第97話 合同依頼

 

 ──私がグレープをテイムしてから、数日が経過した。

 この日の早朝、ルークスたちが私とフィオナちゃんを呼びに来て、開店前に話がしたいと持ち掛けてきたよ。


「二人とも、おはよう! 今後のパーティーの活動方針で、軽く話し合いがしたいから、朝食でも一緒にどうかな?」


「勿論、あたしは参加するわ。アーシャも行くわよね?」


 ルークスに誘われて、フィオナちゃんが即答した。

 私は一旦、お店の商品棚を見回してから、話し合いに参加することを決める。


「うん、行くよ。開店させても、閑古鳥が鳴くような状況だから、暇なんだよね」


 棚にはもう、以前にスラ丸二号が聖女の墓標で手に入れたお宝と、タクミが作ってくれたもの、それからローズの葉っぱが数枚、売れ残っているだけだよ。

 ポーションの納品は物凄く順調だけど、お店は商品の補充をしていないから、寂れていく一方なんだ。

 この献身に見合った褒賞が貰えないと、私は暴れるかもしれない。


「かんこどり……? アーシャは時々、ワタシでも知らない言葉を使うな。本当に孤児院で育ったのか?」


「う、うん。院長のマリアさんが博識で、私は勉強熱心だったから……」


 酒場へ向かう道中、ニュート様が私の出自を疑ったけど、孤児院で育ったことは嘘じゃない。

 ただ、前世の記憶があるから、みんなが聞き慣れない言葉がたまに出るんだ。


 前世の記憶に関しては、誰にも言わないよ。

 私がアラサーで親の脛を齧って生きていたなんて、恥ずかしいから知られたくない……。この秘密は、墓場まで持っていこう。


「──それじゃあ、今後のパーティーの活動方針だけど、どうしよっか?」


 酒場に到着して、みんなが適当にメニューを注文した後、ルークスが意見を求めてきた。これに、トールが真っ先に反応する。
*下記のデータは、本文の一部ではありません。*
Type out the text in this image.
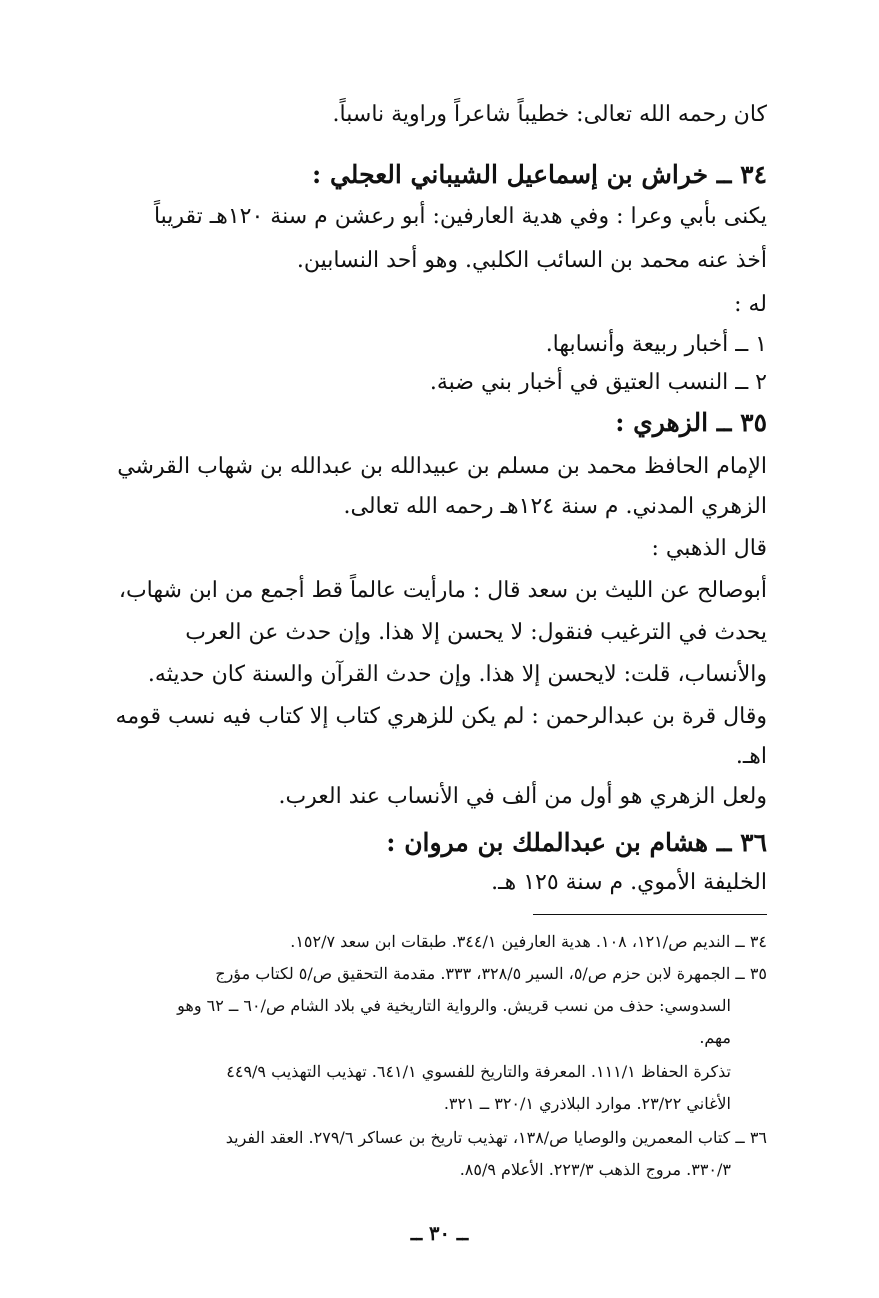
كان رحمه الله تعالى: خطيباً شاعراً وراوية ناسباً.
٣٤ ــ خراش بن إسماعيل الشيباني العجلي :
يكنى بأبي وعرا : وفي هدية العارفين: أبو رعشن م سنة ١٢٠هـ تقريباً
أخذ عنه محمد بن السائب الكلبي. وهو أحد النسابين.
له :
١ ــ أخبار ربيعة وأنسابها.
٢ ــ النسب العتيق في أخبار بني ضبة.
٣٥ ــ الزهري :
الإمام الحافظ محمد بن مسلم بن عبيدالله بن عبدالله بن شهاب القرشي
الزهري المدني. م سنة ١٢٤هـ رحمه الله تعالى.
قال الذهبي :
أبوصالح عن الليث بن سعد قال : مارأيت عالماً قط أجمع من ابن شهاب،
يحدث في الترغيب فنقول: لا يحسن إلا هذا. وإن حدث عن العرب
والأنساب، قلت: لايحسن إلا هذا. وإن حدث القرآن والسنة كان حديثه.
وقال قرة بن عبدالرحمن : لم يكن للزهري كتاب إلا كتاب فيه نسب قومه
اهـ.
ولعل الزهري هو أول من ألف في الأنساب عند العرب.
٣٦ ــ هشام بن عبدالملك بن مروان :
الخليفة الأموي. م سنة ١٢٥ هـ.
٣٤ ــ النديم ص/١٢١، ١٠٨. هدية العارفين ٣٤٤/١. طبقات ابن سعد ١٥٢/٧.
٣٥ ــ الجمهرة لابن حزم ص/٥، السير ٣٢٨/٥، ٣٣٣. مقدمة التحقيق ص/٥ لكتاب مؤرج
السدوسي: حذف من نسب قريش. والرواية التاريخية في بلاد الشام ص/٦٠ ــ ٦٢ وهو
مهم.
تذكرة الحفاظ ١١١/١. المعرفة والتاريخ للفسوي ٦٤١/١. تهذيب التهذيب ٤٤٩/٩
الأغاني ٢٣/٢٢. موارد البلاذري ٣٢٠/١ ــ ٣٢١.
٣٦ ــ كتاب المعمرين والوصايا ص/١٣٨، تهذيب تاريخ بن عساكر ٢٧٩/٦. العقد الفريد
٣٣٠/٣. مروج الذهب ٢٢٣/٣. الأعلام ٨٥/٩.
ــ ٣٠ ــ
「第四階層に挑むっきゃねェだろ!! 歯応えがなくなっちまった第三階層で、これ以上グダグダしたくねェ!!」


「ぼ、ボクは、マンモスの群れなんて、無理だと思う……」


「テメェ……ッ、ブタ野郎!! 弱気になってンじゃねェぞッ!!」


「ひぃっ、で、でもぉ……!!」


 トールは先へ進みたがっているけど、シュヴァインくんは腰が引けている。

 私としては、シュヴァインくんの意見が正しいと思うよ。ニュート様も同意見で、トールを宥めるのと同時に建設的な意見を出した。
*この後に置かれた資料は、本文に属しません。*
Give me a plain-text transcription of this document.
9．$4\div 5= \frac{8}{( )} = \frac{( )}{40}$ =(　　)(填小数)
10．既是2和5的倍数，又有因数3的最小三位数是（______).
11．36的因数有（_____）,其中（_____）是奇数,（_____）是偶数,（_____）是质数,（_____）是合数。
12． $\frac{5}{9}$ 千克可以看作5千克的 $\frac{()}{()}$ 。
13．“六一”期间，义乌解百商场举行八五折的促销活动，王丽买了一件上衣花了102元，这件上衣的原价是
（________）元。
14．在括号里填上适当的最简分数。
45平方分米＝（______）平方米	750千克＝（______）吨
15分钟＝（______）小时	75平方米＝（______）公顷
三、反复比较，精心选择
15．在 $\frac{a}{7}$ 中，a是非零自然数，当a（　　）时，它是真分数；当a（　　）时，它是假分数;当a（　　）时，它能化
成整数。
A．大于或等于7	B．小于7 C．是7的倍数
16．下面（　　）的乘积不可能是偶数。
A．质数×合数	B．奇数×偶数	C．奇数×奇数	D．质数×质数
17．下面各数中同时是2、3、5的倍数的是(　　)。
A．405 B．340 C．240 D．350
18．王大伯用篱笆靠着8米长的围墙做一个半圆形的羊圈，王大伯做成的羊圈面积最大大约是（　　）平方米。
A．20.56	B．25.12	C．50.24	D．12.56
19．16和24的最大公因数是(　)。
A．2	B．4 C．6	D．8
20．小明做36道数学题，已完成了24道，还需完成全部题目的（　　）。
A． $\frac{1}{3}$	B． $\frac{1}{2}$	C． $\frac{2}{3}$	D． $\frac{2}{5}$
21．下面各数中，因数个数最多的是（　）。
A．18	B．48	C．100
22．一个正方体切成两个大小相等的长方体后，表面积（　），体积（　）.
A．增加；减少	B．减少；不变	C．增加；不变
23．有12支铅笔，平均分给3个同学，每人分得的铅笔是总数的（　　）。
「落ち着け、番犬。実際問題、まだマンモスの群れは無理だ。ワタシはこのまま第三階層で、全員のレベルを30まで上げるべきだと、提案させて貰おう」


「ざけンじゃねェぞ!! スノウベアーなンざ、もう欠伸混じりで倒せちまうだろォがッ!! レベル30なンざ、この調子だと一年は掛かっちまう!!」


 スノウベアーと戦うのに適性とされているレベルは、20~30らしい。

 レベル20から徐々に伸びが鈍化して、30から先はスノウベアーを狩っても、レベルが上がらなくなるとか。


「みんなって、今はレベル幾つなの?」


「全員一緒で、22よ。スラ丸の【転移門】のおかげで、帰り道を省略出来るようになったから、狩りに費やせる時間は増えたんだけど……」


 私の質問にフィオナちゃんが答えて、やれやれと頭を振った。今のペースだと、レベル30は遠いよね。

 ルークス、トール、フィオナちゃんの三人は、もっとレベルをサクサク上げたがっている。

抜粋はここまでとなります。